Tow boat hits well near Gulf, sends oil spewing
A tow boat slammed into an abandoned well north of a bay already hit by crude from the Gulf oil spill, sending a plume of oil and gas spewing into the air Tuesday.
The boat hit the wellhead near Mud Lake early in the day. No one was hurt.
The well is abandoned, the Coast Guard said, and a company called Environmental Safety and Health Inc. hired for the cleanup was on site by the afternoon.
Retired Coast Guard Adm. Thad Allen, the government's point man for the massive BP spill in the Gulf of Mexico, said 6,000 feet of protective boom was placed around the site. The boom and skimming
equipment were already nearby because of the Gulf spill.
Chief Petty Officer John Edwards said a strip of oil 50 yards wide and a mile long was spotted on the water near the well. The extent of the damage beyond that was unclear.
Lt. Brian Sattler said a helicopter was dispatched to survey the area, which is accessible only by boat.
Mud Lake is part of a network of bayous and lakes north of Barataria Bay, an ecologically sensitive coastal estuary where authorities have been fighting waves of oil from the spill that started in the Gulf when the offshore oil rig Deepwater Horizon exploded April 20.
Jefferson Parish Councilman Chris Roberts said he was confident the leak and spill would be stopped quickly.

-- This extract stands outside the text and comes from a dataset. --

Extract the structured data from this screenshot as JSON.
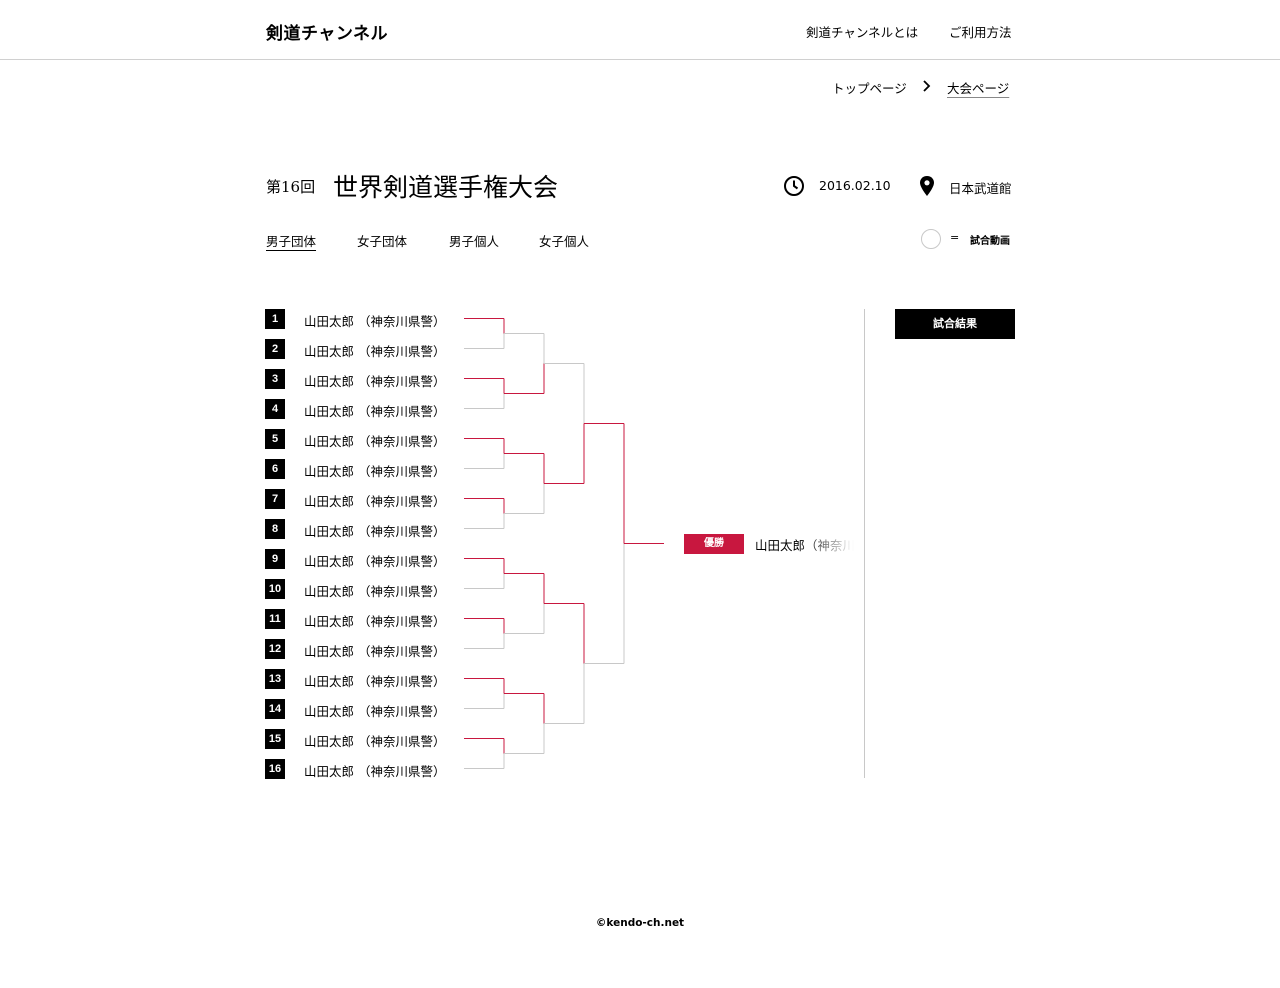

"This likely can be contained today," he said in an e-mail Tuesday.
He was concerned, however, because the leak stopped water traffic leading into Barataria Bay. That could hamper efforts to send out oil-fighting equipment that was moved inland ahead of last week's Tropical Storm Bonnie.
"This leaves us vulnerable until we can reopen traffic and get resources back out," Roberts said.